La consecuencia operativa es importante: no se puede diagnosticar a una persona, solo a un módulo. Un mismo individuo puede estar en fase 02 en un dominio y en fase 11 en otro. Evaluar el criterio general de alguien a partir de su comportamiento en un solo tema es un error de método, no de opinión.
Este límite no debilita la traducción. La delimita, que es distinto. Dentro de un dominio, la cadena se sostiene completa. Entre dominios, no transfiere. Esa frontera hay que declararla porque el método vale por lo que predice, y una predicción que se aplica donde no corresponde deja de ser predicción.
La reversión también
traduce
Hay un dato del sistema de origen que no aparece en la cadena del colapso, y es el más útil de todos: la resistencia a la insulina se revierte. No con un suplemento, no agregando nada. Se revierte quitando. Cuando la entrada fácil desaparece durante el tiempo suficiente, el receptor vuelve a sensibilizarse. El cuerpo recupera la capacidad de alternar combustibles porque se ve obligado a usar la maquinaria que tenía apagada.
La traducción es directa y es la parte incómoda del artículo: el criterio se recupera igual. No leyendo más. No consumiendo mejor contenido. Quitando. Silencio, lectura lenta, tolerar no tener una opinión formada sobre algo durante semanas. El equivalente exacto del ayuno es la disposición a quedarse sin conclusión.

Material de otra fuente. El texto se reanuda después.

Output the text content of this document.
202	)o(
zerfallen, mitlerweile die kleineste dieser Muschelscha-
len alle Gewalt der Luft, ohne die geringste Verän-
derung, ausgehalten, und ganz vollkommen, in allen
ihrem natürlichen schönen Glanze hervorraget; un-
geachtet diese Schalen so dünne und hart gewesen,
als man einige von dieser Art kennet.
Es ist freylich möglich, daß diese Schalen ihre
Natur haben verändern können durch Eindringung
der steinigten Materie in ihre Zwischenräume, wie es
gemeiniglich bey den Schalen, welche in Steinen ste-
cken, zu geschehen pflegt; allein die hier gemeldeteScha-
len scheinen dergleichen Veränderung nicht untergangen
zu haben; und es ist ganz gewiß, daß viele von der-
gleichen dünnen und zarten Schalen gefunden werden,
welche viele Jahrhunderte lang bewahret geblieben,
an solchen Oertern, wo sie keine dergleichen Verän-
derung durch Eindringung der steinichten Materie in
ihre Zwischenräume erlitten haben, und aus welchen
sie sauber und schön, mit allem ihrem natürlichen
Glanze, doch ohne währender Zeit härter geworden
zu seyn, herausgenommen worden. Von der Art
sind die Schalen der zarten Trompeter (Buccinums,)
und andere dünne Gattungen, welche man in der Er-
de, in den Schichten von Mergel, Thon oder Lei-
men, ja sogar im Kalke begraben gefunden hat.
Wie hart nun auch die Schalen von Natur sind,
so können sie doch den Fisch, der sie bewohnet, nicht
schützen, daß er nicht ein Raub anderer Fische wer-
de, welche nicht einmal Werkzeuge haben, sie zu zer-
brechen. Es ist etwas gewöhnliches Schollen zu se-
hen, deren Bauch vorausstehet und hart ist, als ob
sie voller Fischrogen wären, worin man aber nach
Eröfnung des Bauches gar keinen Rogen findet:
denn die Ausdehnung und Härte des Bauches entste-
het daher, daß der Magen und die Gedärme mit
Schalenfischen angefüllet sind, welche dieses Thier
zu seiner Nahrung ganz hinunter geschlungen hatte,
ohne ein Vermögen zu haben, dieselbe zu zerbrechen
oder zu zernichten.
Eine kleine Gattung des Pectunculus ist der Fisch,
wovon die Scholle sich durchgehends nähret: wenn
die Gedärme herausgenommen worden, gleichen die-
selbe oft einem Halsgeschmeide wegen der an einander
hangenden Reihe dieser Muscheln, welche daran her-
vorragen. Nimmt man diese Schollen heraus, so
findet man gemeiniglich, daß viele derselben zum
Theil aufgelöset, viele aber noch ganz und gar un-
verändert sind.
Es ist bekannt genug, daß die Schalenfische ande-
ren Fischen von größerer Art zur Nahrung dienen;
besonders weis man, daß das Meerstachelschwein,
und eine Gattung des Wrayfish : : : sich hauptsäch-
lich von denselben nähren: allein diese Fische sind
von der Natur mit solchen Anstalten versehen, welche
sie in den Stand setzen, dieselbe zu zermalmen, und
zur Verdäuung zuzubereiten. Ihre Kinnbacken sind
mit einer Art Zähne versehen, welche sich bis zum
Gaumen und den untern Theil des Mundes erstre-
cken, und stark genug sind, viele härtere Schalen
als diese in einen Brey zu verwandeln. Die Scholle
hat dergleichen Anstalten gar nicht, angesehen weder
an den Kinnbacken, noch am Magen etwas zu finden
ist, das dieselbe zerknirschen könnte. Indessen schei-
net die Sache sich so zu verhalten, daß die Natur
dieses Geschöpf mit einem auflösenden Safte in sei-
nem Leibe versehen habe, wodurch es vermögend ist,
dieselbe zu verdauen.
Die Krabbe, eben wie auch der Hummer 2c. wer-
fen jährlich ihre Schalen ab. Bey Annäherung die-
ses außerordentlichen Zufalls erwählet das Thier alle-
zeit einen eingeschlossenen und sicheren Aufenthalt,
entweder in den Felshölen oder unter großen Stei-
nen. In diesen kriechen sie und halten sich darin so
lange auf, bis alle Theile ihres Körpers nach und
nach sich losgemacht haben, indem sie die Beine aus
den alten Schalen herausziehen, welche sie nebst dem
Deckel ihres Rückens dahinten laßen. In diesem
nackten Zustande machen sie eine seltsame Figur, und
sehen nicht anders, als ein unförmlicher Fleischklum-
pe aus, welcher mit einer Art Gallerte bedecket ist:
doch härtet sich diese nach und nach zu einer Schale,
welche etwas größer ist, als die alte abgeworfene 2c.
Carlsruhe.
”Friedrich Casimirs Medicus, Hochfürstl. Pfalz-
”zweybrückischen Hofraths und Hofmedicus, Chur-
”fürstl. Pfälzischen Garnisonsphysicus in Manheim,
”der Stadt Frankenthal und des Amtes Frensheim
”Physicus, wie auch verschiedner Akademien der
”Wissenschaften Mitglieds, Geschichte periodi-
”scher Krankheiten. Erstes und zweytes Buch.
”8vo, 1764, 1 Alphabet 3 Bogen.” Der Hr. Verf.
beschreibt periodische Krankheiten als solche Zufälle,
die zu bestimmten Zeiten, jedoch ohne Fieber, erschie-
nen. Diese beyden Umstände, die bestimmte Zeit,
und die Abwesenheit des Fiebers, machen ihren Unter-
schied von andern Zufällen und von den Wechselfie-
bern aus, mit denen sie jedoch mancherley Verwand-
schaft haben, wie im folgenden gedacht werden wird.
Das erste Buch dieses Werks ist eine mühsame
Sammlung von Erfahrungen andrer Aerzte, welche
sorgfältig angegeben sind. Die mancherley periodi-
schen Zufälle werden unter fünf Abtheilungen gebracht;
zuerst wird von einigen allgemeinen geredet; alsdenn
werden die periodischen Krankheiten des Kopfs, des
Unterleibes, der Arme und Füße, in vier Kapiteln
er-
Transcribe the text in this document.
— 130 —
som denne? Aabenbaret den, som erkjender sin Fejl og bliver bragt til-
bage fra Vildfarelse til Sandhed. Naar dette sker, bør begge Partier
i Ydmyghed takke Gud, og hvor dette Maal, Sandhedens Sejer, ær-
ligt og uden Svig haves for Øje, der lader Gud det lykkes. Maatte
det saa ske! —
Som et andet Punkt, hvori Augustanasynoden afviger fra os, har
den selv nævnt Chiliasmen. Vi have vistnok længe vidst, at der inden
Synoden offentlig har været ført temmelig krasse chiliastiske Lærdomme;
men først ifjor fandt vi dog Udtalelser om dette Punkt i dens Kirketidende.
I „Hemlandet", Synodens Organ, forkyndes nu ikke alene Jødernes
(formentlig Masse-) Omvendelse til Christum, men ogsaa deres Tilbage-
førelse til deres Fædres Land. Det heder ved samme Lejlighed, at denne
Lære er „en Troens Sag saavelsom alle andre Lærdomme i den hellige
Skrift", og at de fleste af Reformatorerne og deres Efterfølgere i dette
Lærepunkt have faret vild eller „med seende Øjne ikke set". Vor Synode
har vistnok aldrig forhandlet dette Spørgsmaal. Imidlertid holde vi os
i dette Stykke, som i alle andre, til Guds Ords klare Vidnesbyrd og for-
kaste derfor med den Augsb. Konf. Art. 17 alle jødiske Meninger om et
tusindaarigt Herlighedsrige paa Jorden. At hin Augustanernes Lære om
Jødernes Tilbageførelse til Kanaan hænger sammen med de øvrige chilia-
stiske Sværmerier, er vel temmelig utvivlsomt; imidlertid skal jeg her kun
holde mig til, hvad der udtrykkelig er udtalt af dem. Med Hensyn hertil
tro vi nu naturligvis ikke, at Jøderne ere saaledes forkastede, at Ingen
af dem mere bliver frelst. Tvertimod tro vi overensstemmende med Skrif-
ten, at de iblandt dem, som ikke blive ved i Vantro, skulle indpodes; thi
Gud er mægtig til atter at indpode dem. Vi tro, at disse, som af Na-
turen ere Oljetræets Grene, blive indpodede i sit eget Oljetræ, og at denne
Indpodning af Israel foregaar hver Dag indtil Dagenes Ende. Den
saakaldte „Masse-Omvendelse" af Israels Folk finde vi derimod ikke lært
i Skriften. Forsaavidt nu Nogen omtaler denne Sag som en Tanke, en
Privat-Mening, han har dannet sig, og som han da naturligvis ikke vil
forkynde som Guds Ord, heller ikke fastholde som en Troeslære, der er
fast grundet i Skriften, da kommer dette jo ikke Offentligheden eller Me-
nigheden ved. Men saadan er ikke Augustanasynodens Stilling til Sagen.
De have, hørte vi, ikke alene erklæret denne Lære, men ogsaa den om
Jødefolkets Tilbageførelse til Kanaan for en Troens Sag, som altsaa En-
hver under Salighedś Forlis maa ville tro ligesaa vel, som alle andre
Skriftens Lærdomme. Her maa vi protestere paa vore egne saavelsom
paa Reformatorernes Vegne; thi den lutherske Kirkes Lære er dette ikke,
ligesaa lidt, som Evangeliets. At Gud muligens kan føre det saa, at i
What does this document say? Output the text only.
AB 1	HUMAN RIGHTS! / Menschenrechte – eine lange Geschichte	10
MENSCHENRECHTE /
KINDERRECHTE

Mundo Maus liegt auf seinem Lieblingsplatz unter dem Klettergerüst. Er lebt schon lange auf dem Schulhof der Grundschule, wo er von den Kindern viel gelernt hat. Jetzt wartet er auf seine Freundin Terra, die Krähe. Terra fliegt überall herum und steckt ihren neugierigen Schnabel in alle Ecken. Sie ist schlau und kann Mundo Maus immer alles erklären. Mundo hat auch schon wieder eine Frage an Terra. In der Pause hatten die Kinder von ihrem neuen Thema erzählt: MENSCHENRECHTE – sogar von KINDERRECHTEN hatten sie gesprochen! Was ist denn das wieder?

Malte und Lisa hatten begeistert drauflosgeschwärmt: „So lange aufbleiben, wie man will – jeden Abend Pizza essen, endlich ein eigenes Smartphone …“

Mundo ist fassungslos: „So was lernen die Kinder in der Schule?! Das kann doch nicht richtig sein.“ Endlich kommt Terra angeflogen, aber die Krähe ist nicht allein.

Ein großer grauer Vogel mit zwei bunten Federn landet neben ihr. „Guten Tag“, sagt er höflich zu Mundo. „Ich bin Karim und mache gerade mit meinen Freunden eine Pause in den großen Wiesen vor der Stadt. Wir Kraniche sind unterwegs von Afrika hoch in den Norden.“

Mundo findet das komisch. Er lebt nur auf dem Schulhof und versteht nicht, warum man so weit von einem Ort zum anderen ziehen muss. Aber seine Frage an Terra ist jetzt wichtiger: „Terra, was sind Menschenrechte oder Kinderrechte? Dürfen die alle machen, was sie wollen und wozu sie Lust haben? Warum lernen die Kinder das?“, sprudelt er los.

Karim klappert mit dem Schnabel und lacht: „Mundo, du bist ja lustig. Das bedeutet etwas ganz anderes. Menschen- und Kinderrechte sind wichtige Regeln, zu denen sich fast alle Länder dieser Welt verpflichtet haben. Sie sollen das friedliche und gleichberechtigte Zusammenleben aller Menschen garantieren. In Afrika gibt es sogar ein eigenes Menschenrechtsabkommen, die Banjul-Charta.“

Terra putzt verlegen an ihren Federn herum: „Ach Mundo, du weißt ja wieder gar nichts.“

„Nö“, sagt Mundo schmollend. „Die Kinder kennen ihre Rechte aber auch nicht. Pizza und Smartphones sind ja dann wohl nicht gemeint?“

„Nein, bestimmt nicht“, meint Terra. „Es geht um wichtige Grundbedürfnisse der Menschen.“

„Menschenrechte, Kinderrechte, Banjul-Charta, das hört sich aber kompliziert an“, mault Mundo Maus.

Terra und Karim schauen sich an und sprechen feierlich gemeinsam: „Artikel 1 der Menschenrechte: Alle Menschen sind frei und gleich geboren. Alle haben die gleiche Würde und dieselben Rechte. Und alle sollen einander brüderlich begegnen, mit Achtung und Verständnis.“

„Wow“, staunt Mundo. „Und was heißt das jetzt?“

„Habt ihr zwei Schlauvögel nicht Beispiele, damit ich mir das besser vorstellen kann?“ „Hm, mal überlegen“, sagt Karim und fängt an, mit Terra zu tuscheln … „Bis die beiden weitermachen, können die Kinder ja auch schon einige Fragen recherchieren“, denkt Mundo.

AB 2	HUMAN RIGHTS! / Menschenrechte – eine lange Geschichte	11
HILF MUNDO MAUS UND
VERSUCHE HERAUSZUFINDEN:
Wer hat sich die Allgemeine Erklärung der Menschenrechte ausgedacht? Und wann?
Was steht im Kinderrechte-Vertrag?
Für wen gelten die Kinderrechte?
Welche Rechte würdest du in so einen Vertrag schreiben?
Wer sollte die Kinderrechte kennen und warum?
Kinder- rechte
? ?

Y funciona por la misma razón bioquímica: la función que no se ejerce se apaga, pero la función que se obliga a ejercer vuelve a encenderse. El receptor no está destruido. Está desensibilizado. La diferencia entre esas dos palabras es todo lo que hay entre un sistema perdido y un sistema recuperable.
agregándole más de lo que lo rompió."
Eso aplica a un cuerpo, a una empresa saturada de indicadores que nadie usa para decidir, a una plataforma que entrega conclusiones sin dejar espacio a la duda, y a cualquier persona que confundió la sensación de entender con el trabajo de entender.
No porque esos sistemas sean parecidos. Porque cuando fallan, fallan con el mismo mecanismo.